Before the City seized his car, Peake relied on his 200,000-mile 2007 Lincoln MKZ to travel 45 miles each day from his home on the South Side of Chicago to his job in Joliet, Illinois. In June 2018, when the City impounded Peake’s car for unpaid parking and red-light tickets, the vehicle was worth just around $4,300 (and was already serving as collateral for a roughly $7,300 debt). Without his car, Peake had to pay for rides to Joliet. He filed for bankruptcy, hoping to recover his vehicle and repay his $5,393.27 debt to the City through a Chapter 13 plan. The City, however, refused to return the car until either Peake paid $1,250 upfront or after the court confirmed Peake’s bankruptcy plan. As a result, Peake’s car remained in the City’s possession for months. By denying Peake access to the vehicle he needed to commute to work, the City jeopardized Peake’s ability to make payments to all his creditors, the City included. Surely, Peake’s vehicle would have been more valuable in the hands of its owner than parked in the City’s impound lot.

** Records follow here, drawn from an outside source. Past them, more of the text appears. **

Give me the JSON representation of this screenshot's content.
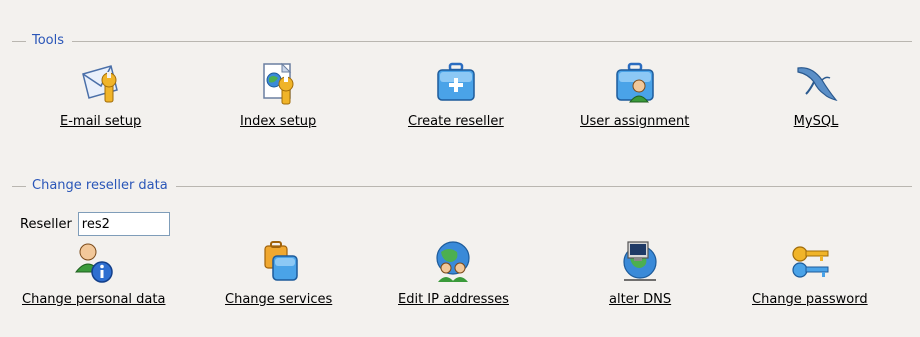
{
  "groups": {
    "tools": {
      "legend": "Tools"
    },
    "reseller": {
      "legend": "Change reseller data"
    }
  },
  "tools": [
    {
      "label": "E-mail setup",
      "icon": "email-setup-icon"
    },
    {
      "label": "Index setup",
      "icon": "index-setup-icon"
    },
    {
      "label": "Create reseller",
      "icon": "create-reseller-icon"
    },
    {
      "label": "User assignment",
      "icon": "user-assignment-icon"
    },
    {
      "label": "MySQL",
      "icon": "mysql-dolphin-icon"
    }
  ],
  "reseller_form": {
    "label": "Reseller",
    "value": "res2"
  },
  "reseller_actions": [
    {
      "label": "Change personal data",
      "icon": "personal-data-icon"
    },
    {
      "label": "Change services",
      "icon": "services-icon"
    },
    {
      "label": "Edit IP addresses",
      "icon": "ip-addresses-icon"
    },
    {
      "label": "alter DNS",
      "icon": "dns-icon"
    },
    {
      "label": "Change password",
      "icon": "password-keys-icon"
    }
  ],
  "colors": {
    "background": "#f3f1ee",
    "legend": "#2a56b8",
    "group_line": "#b9b6b0"
  }
}
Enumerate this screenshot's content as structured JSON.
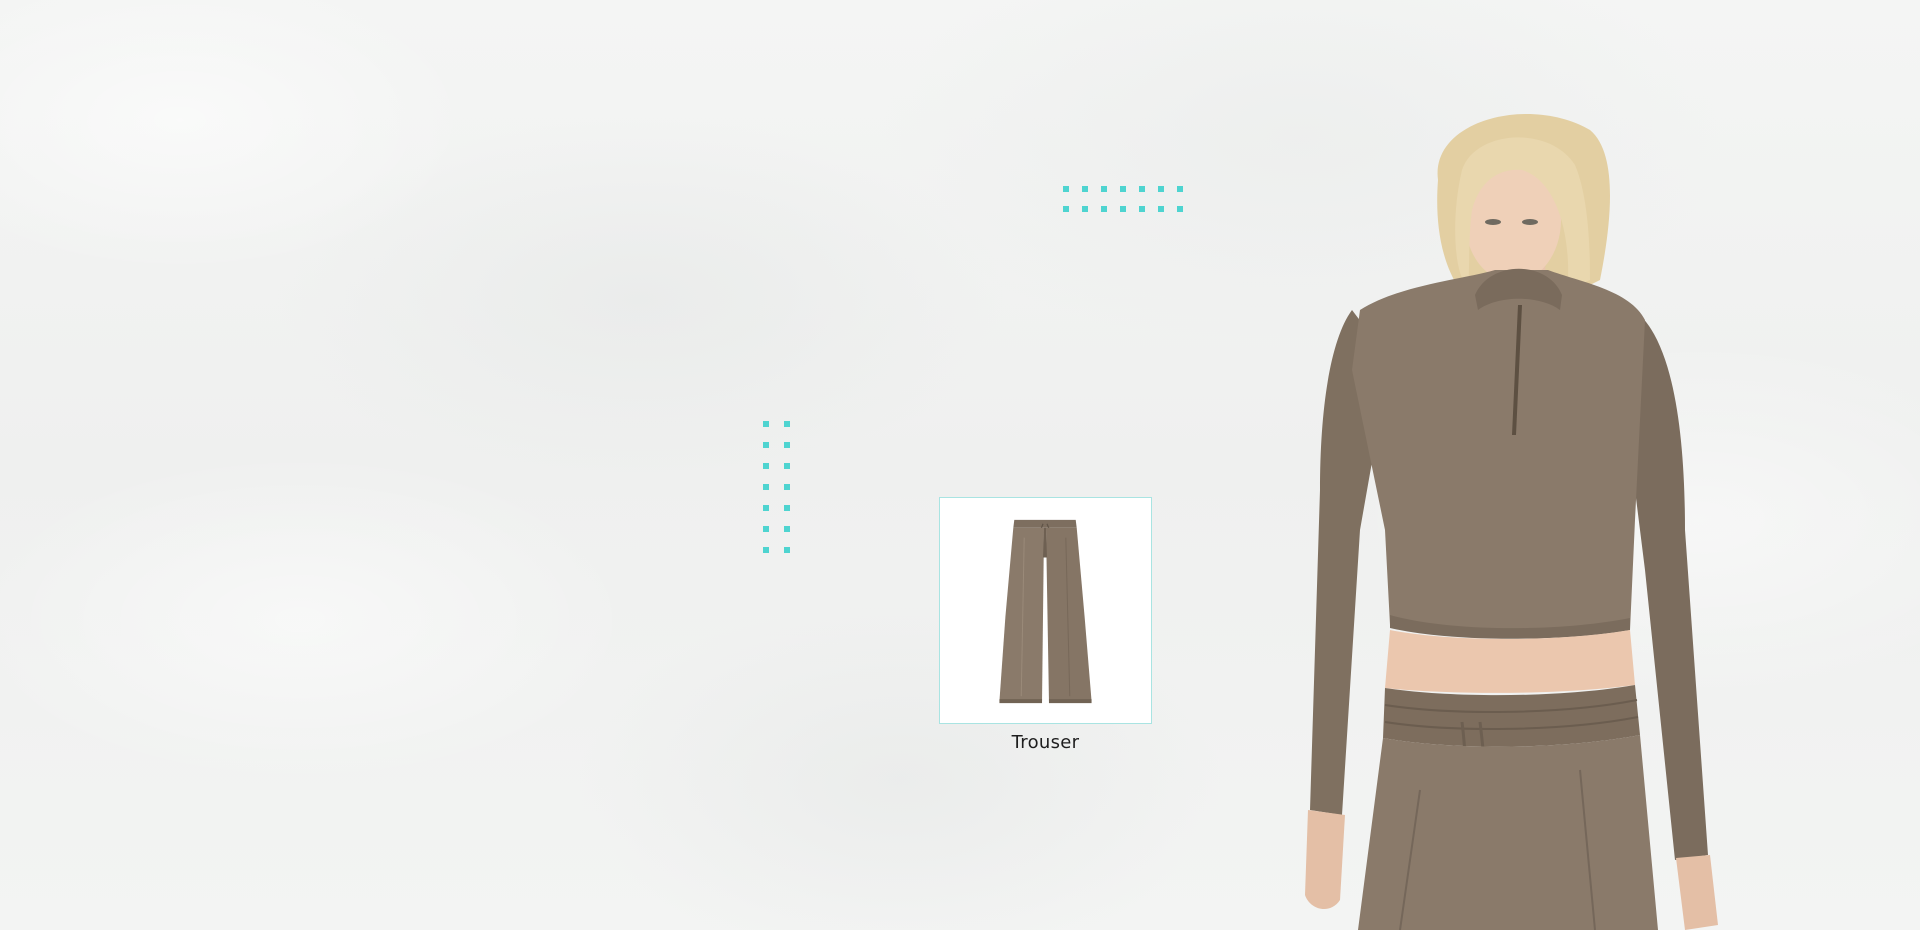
{
  "product": {
    "label": "Trouser",
    "image_icon": "trouser-image"
  },
  "model": {
    "image_icon": "model-photo"
  },
  "colors": {
    "accent_dots": "#4ed4d0",
    "card_border": "#a9e4e2",
    "garment": "#8a7a6a"
  }
}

George drives an older, high mileage vehicle that has already been collateralized. Also, he owes Chicago over $5K… from parking tickets? How? Having bus commuted over 60 miles away, it can take forever and be cost prohibitive without employer/institutional supplementation (thanks, Metro). Hopefully, George was able ride share with a colleague. But what is Chicago even hoping for? George’s car was already collateral for a different debt!

Drivers in low-income communities across the country face similar vicious cycles: A driver is assessed a fine she cannot immediately pay; the balance balloons as late fees accrue; the local government seizes the driver’s vehicle, adding impounding and storage fees to the growing debt; and the driver, now without reliable transportation to and from work, finds it all but impossible to repay her debt and recover her vehicle. Such drivers may turn to Chapter 13 bankruptcy for a “fresh start.” But without their vehicles, many debtors quickly find themselves unable to make their Chapter 13 payments. The cycle thus continues, disproportionately burdening communities of color . . . and interfering not only with debtors’ ability to earn an income and pay their creditors but also with their access to childcare, groceries, medical appointments, and other necessities.

This is the part where we can all express our shock and horror that there is a disparate impact, that racism and white supremacy play a central role. Thankfully, people have already pointed this out in investigative reporting and there are tools available like Do Not Pay and Upsolve that may reduce the barriers to contesting tickets and tackling the administrative procedures. And in typical John Oliver fashion, he talked about this issue IN 2015!